I've seen multiple critiques of Jordan Peterson, but ideological bias seems to poison the ability of many to do a good faithed critique. Despite being a bit overly harsh on Jordan Peterson (in my opinion), this is probably one of the best critiques of Jordan Peterson I've seen. David has the amazing ability to use an integral bird's eye view of ideology and show exactly where the biases, borders, blind spots, and weaknesses of a person's perspective lie.
David shows himself to not be a fan of Jordan Peterson's "clean your room" rule, because it seems condescending, but I have found great value in this principle to remind myself to have intellectual humility and take my epistemology more seriously before I come to conclusions. I interpret "clean your room" as essentially the idea that "extraordinary claims require extraordinary evidence, so make sure you have put in the effort to gather sufficient evidence before you trust your perspective".

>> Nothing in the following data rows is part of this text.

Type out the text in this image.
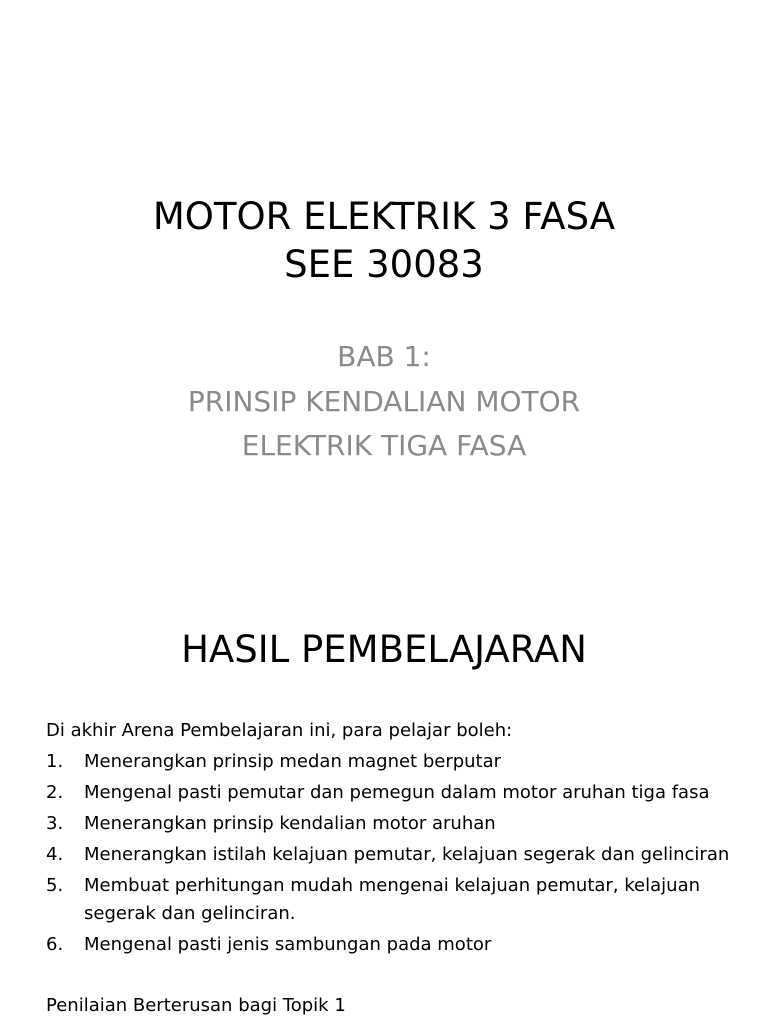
MOTOR ELEKTRIK 3 FASA
SEE 30083
BAB 1:
PRINSIP KENDALIAN MOTOR
ELEKTRIK TIGA FASA
HASIL PEMBELAJARAN
Di akhir Arena Pembelajaran ini, para pelajar boleh:
1.	Menerangkan prinsip medan magnet berputar
2.	Mengenal pasti pemutar dan pemegun dalam motor aruhan tiga fasa
3.	Menerangkan prinsip kendalian motor aruhan
4.	Menerangkan istilah kelajuan pemutar, kelajuan segerak dan gelinciran
5.	Membuat perhitungan mudah mengenai kelajuan pemutar, kelajuan segerak dan gelinciran.
6.	Mengenal pasti jenis sambungan pada motor
Penilaian Berterusan bagi Topik 1
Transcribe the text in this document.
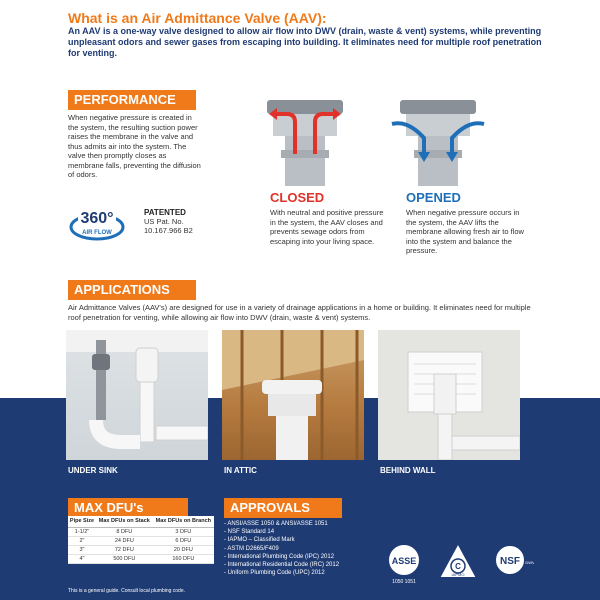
What is an Air Admittance Valve (AAV):
An AAV is a one-way valve designed to allow air flow into DWV (drain, waste & vent) systems, while preventing unpleasant odors and sewer gases from escaping into building. It eliminates need for multiple roof penetration for venting.
PERFORMANCE
When negative pressure is created in the system, the resulting suction power raises the membrane in the valve and thus admits air into the system. The valve then promptly closes as membrane falls, preventing the diffusion of odors.
360°
AIR FLOW
PATENTED
US Pat. No.
10.167.966 B2
CLOSED
With neutral and positive pressure in the system, the AAV closes and prevents sewage odors from escaping into your living space.
OPENED
When negative pressure occurs in the system, the AAV lifts the membrane allowing fresh air to flow into the system and balance the pressure.
APPLICATIONS
Air Admittance Valves (AAV's) are designed for use in a variety of drainage applications in a home or building. It eliminates need for multiple roof penetration for venting, while allowing air flow into DWV (drain, waste & vent) systems.
UNDER SINK	IN ATTIC	BEHIND WALL
MAX DFU's
Pipe Size	Max DFUs on Stack	Max DFUs on Branch
1-1/2"	8 DFU	3 DFU
2"	24 DFU	6 DFU
3"	72 DFU	20 DFU
4"	500 DFU	160 DFU
This is a general guide. Consult local plumbing code.
APPROVALS
- ANSI/ASSE 1050 & ANSI/ASSE 1051
- NSF Standard 14
- IAPMO – Classified Mark
- ASTM D2665/F409
- International Plumbing Code (IPC) 2012
- International Residential Code (IRC) 2012
- Uniform Plumbing Code (UPC) 2012
ASSE
1050 1051
C
IAPMO
NSF DWV
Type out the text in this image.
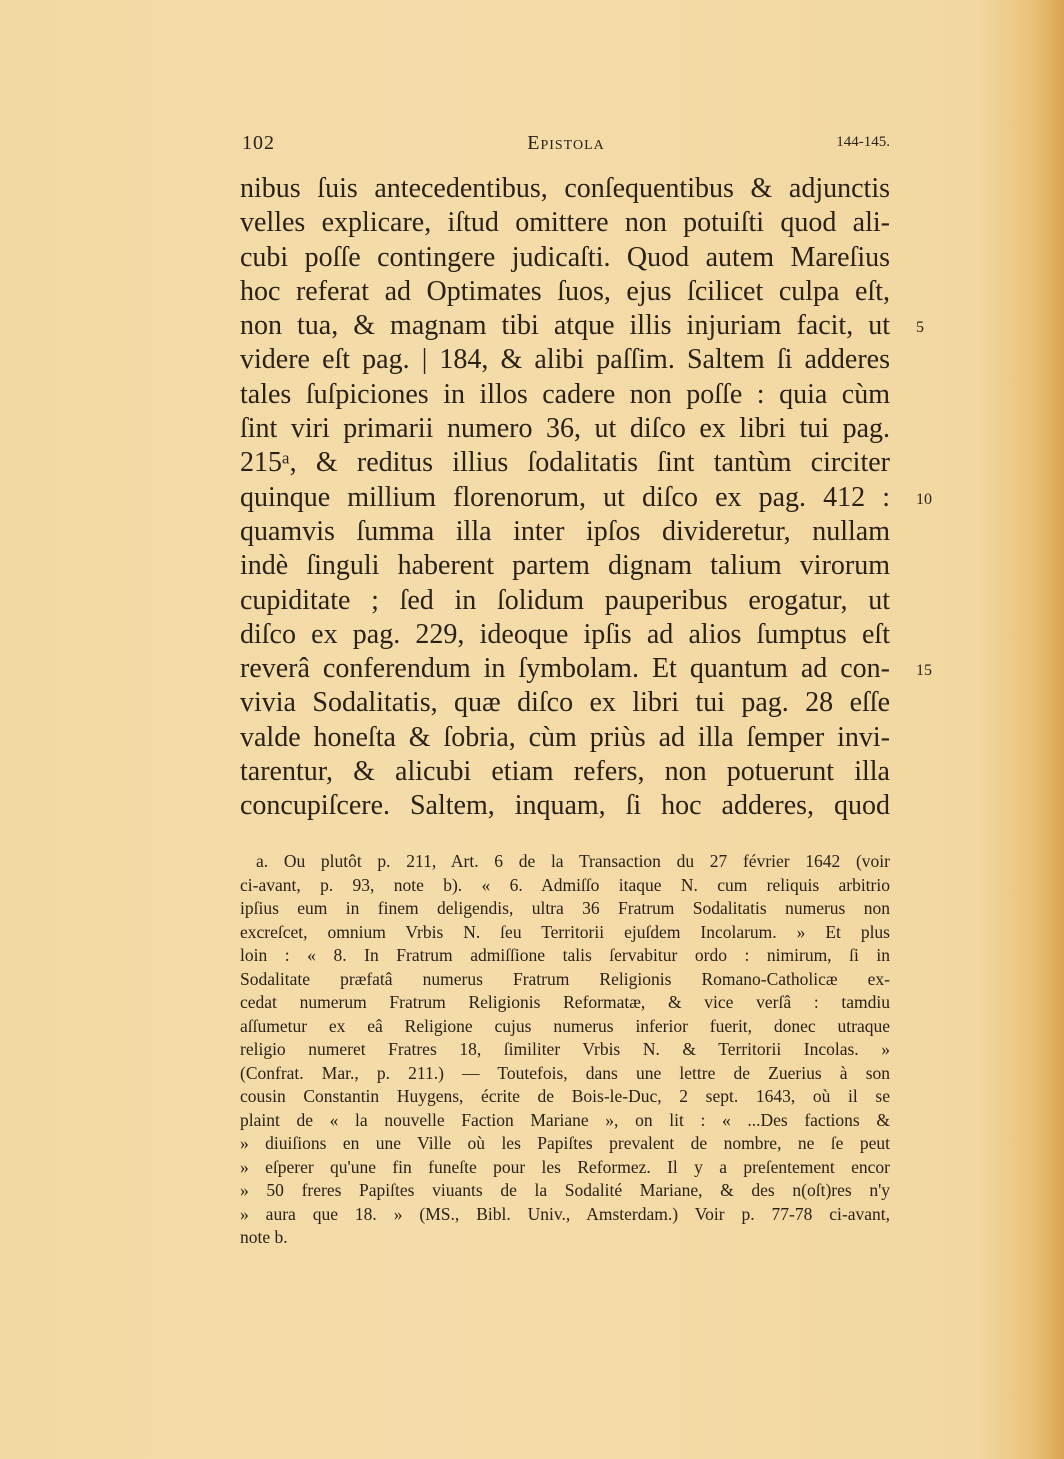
102	Epistola	144-145.
nibus ſuis antecedentibus, conſequentibus & adjunctis
velles explicare, iſtud omittere non potuiſti quod ali-
cubi poſſe contingere judicaſti. Quod autem Mareſius
hoc referat ad Optimates ſuos, ejus ſcilicet culpa eſt,
non tua, & magnam tibi atque illis injuriam facit, ut
videre eſt pag. | 184, & alibi paſſim. Saltem ſi adderes
tales ſuſpiciones in illos cadere non poſſe : quia cùm
ſint viri primarii numero 36, ut diſco ex libri tui pag.
215ᵃ, & reditus illius ſodalitatis ſint tantùm circiter
quinque millium florenorum, ut diſco ex pag. 412 :
quamvis ſumma illa inter ipſos divideretur, nullam
indè ſinguli haberent partem dignam talium virorum
cupiditate ; ſed in ſolidum pauperibus erogatur, ut
diſco ex pag. 229, ideoque ipſis ad alios ſumptus eſt
reverâ conferendum in ſymbolam. Et quantum ad con-
vivia Sodalitatis, quæ diſco ex libri tui pag. 28 eſſe
valde honeſta & ſobria, cùm priùs ad illa ſemper invi-
tarentur, & alicubi etiam refers, non potuerunt illa
concupiſcere. Saltem, inquam, ſi hoc adderes, quod
5
10
15
a. Ou plutôt p. 211, Art. 6 de la Transaction du 27 février 1642 (voir
ci-avant, p. 93, note b). « 6. Admiſſo itaque N. cum reliquis arbitrio
ipſius eum in finem deligendis, ultra 36 Fratrum Sodalitatis numerus non
excreſcet, omnium Vrbis N. ſeu Territorii ejuſdem Incolarum. » Et plus
loin : « 8. In Fratrum admiſſione talis ſervabitur ordo : nimirum, ſi in
Sodalitate præfatâ numerus Fratrum Religionis Romano-Catholicæ ex-
cedat numerum Fratrum Religionis Reformatæ, & vice verſâ : tamdiu
aſſumetur ex eâ Religione cujus numerus inferior fuerit, donec utraque
religio numeret Fratres 18, ſimiliter Vrbis N. & Territorii Incolas. »
(Confrat. Mar., p. 211.) — Toutefois, dans une lettre de Zuerius à son
cousin Constantin Huygens, écrite de Bois-le-Duc, 2 sept. 1643, où il se
plaint de « la nouvelle Faction Mariane », on lit : « ...Des factions &
» diuiſions en une Ville où les Papiſtes prevalent de nombre, ne ſe peut
» eſperer qu'une fin funeſte pour les Reformez. Il y a preſentement encor
» 50 freres Papiſtes viuants de la Sodalité Mariane, & des n(oſt)res n'y
» aura que 18. » (MS., Bibl. Univ., Amsterdam.) Voir p. 77-78 ci-avant,
note b.
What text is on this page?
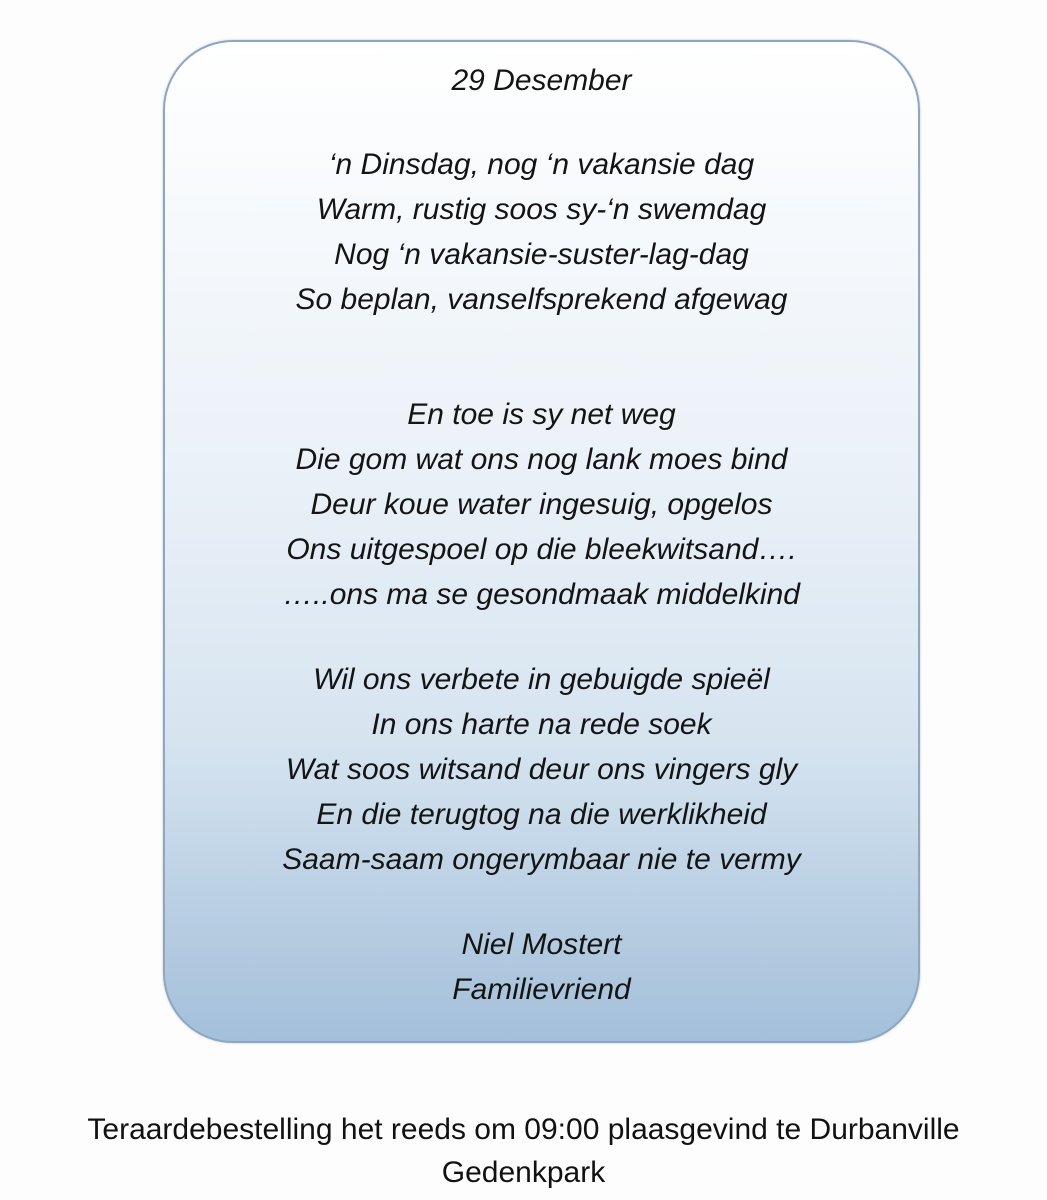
29 Desember
‘n Dinsdag, nog ‘n vakansie dag
Warm, rustig soos sy-‘n swemdag
Nog ‘n vakansie-suster-lag-dag
So beplan, vanselfsprekend afgewag
En toe is sy net weg
Die gom wat ons nog lank moes bind
Deur koue water ingesuig, opgelos
Ons uitgespoel op die bleekwitsand….
…..ons ma se gesondmaak middelkind
Wil ons verbete in gebuigde spieël
In ons harte na rede soek
Wat soos witsand deur ons vingers gly
En die terugtog na die werklikheid
Saam-saam ongerymbaar nie te vermy
Niel Mostert
Familievriend
Teraardebestelling het reeds om 09:00 plaasgevind te Durbanville
Gedenkpark
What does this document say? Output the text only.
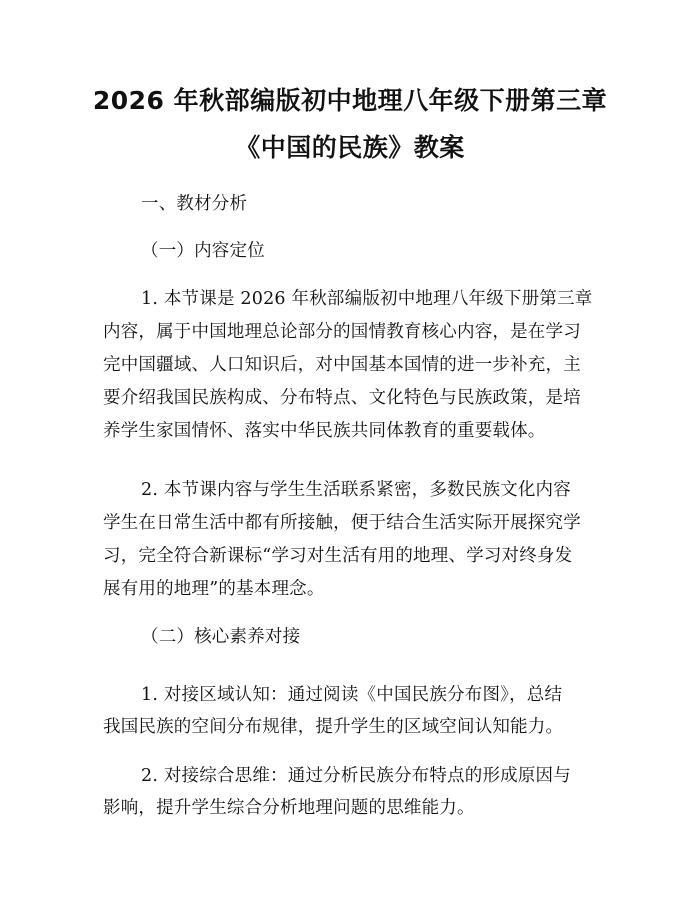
2026 年秋部编版初中地理八年级下册第三章
《中国的民族》教案
一、教材分析
（一）内容定位
1. 本节课是 2026 年秋部编版初中地理八年级下册第三章
内容，属于中国地理总论部分的国情教育核心内容，是在学习
完中国疆域、人口知识后，对中国基本国情的进一步补充，主
要介绍我国民族构成、分布特点、文化特色与民族政策，是培
养学生家国情怀、落实中华民族共同体教育的重要载体。
2. 本节课内容与学生生活联系紧密，多数民族文化内容
学生在日常生活中都有所接触，便于结合生活实际开展探究学
习，完全符合新课标“学习对生活有用的地理、学习对终身发
展有用的地理”的基本理念。
（二）核心素养对接
1. 对接区域认知：通过阅读《中国民族分布图》，总结
我国民族的空间分布规律，提升学生的区域空间认知能力。
2. 对接综合思维：通过分析民族分布特点的形成原因与
影响，提升学生综合分析地理问题的思维能力。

In a world where truth is being lost in the tidal wave of data availability, where people's confidence in institutions is breaking down because of scandals, where people's trust in authority figures is falling apart due to their perceived failures to be honest with the people, where people are losing their ability to unify around common understandings of reality, where extreme worldviews are being corrupted by cherry-picked data which consequently inspire leftist riots, right-wing insurrections, libertarian kidnapping attempts on governors, and fundamentalist Christian shootings of supposed child sex trafficking rings - a motivation to take epistemology more seriously seems like a desperately needed antidote. If people can learn to clean their psychological room (of bias) and take epistemology seriously before taking part in extremist behavior, perhaps people can see the errors in their worldviews and actually make the world a better place in ways that correspond to more accurate models of reality.